大手企業がひしめく市場のなかで、少資本の中小・ベンチャー企業が、リスティング広告で成果を出していくためには?
「コンバージョンが獲得できないので、あきらめようかと考えている」「代理店に依頼するべきポイントを押さえたい」といった方にもおすすめです。

 

レポートは第2章までで、第3章以降(リスティング広告の初期設定)は「現在執筆中」とのことで、続編を個人的にも楽しみにしています。

 

 

アカウント改善の“勘所”を、ケーススタディで紹介

 

3つ目が、「運用型広告 プロの思考回路 AdWords/Yahoo!/Facebook広告の効果を最大化するベストプラクティス」 (佐藤康夫、他)です。

 

主にリスティング広告(Facebook広告なども一部)の運用を中心に、クライアント企業の課題を著者たちが解決していった経験をベースに、ケーススタディを紹介しています。
1冊目・2冊目が、初心者・初級者も分かりやすく読める本とするならば、この本は実務をひととおり経験して、課題にぶつかったことがある中級者・上級者向けもかもしれません。

 

 

 

「コンバージョンユーザーの類似リストの作成」や「動的検索広告の導入」といったツール・手法によってアカウントを改善した例から、リピートの分析や目標CPAの設定など含めマーケティング全体を再建していった過程まで描かれています。

 

たとえばECサイトでは、次のような事例が紹介されています。

 

・化粧品ECサイト:目標CPAを、LTVにもとづいて算出し直した事例
「CPAが高いほど、1年間の平均購入金額が大きくなっていた」リピート購入を検証して分かった傾向
・ROAS(LTVベース)で運用して、サイトの売上が90%アップ

 

・ニッチキーワードの追加で、平均CPCが24%ダウン・CTRが20%アップ
・競合分析によって訴求ポイントを見直し。広告文を見直して平均CTRが1.5%→2.0%へ
赤字のお荷物サイトが撤退判定から1年間で黒字化、月商2400万円(2倍)を達成

 

・ CPAだけでなく、LTVを考慮したROASで広告効果を検証することに。
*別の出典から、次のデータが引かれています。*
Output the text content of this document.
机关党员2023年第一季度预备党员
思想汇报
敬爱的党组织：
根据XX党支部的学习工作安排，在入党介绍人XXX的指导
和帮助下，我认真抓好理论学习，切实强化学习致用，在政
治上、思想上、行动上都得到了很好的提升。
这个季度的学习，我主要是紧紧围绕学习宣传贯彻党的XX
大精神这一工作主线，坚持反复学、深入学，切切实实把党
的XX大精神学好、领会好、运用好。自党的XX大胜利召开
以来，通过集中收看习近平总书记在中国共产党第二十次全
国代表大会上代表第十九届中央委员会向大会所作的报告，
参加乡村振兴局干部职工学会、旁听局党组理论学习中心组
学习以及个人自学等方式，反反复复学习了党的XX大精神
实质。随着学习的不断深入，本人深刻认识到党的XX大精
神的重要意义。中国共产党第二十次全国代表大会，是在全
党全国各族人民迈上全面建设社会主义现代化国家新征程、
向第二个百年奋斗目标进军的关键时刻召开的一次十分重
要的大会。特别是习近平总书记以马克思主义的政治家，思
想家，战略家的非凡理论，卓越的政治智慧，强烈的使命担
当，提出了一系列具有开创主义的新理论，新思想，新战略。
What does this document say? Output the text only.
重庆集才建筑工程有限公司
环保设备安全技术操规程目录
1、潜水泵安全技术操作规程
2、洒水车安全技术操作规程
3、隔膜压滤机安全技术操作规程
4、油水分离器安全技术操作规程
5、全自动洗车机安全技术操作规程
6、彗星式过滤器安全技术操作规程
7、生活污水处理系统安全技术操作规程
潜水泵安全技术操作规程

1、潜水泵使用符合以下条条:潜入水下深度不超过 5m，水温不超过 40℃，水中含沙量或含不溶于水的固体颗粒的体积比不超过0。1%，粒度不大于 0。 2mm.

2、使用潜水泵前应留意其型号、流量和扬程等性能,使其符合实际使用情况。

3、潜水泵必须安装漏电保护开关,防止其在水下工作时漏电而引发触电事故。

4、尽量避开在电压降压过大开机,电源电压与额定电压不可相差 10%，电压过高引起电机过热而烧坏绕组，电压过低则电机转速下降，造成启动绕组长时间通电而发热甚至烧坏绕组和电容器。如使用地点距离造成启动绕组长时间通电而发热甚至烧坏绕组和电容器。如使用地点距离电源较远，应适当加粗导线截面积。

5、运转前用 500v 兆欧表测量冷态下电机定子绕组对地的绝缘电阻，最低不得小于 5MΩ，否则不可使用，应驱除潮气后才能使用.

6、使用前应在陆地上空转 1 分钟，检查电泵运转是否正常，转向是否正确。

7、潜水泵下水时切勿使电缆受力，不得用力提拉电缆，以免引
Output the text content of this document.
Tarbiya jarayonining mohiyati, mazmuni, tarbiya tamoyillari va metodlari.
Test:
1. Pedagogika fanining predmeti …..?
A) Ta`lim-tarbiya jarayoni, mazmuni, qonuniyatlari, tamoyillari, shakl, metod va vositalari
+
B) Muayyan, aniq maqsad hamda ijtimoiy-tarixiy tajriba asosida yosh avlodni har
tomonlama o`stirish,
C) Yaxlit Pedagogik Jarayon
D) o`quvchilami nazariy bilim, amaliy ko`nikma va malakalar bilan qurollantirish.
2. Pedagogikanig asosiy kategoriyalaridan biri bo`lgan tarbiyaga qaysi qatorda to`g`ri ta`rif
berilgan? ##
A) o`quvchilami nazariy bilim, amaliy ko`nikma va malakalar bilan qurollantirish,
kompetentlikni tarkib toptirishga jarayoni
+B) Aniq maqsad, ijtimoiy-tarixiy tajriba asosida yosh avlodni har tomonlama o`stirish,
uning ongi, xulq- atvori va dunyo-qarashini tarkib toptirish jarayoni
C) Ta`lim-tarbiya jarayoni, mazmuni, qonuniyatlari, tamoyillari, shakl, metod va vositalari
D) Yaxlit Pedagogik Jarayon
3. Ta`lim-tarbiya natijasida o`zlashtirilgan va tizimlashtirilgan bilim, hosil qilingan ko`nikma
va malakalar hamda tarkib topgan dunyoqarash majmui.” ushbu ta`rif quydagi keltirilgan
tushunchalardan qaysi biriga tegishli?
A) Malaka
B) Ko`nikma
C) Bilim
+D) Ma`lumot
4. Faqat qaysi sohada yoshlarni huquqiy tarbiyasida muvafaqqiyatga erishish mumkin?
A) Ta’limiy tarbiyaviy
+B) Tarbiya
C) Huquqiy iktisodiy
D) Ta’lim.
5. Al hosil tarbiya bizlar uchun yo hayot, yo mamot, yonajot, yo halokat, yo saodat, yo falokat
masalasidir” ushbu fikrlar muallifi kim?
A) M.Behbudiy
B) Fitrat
大手企業で社内をどのように説得したか?
顧客データベースと広告CVデータを紐づけて、キーワードごとのリピート率を測定した方法
・リスティング広告経由の新規客で、リピート率が11%→15%ヘ

 

 

アカウント改善のために「どの指標に着目すべきか?」「インパクトが生まれやすい勘所は?」といった、単なるテクニックでない考え方を学べました。

 

ストーリー形式で、時にはクライアント担当者のパーソナリティや代理店側(著者)の喜びや落胆といった感情も交えて描写されているので、読んでいて飽きずに引き込まれていくのも特徴です。
「広告運用に行き詰まってしまった」「CPAが上がってきてしまって、打開策を探している」といった方には、きっと参考になるでしょう。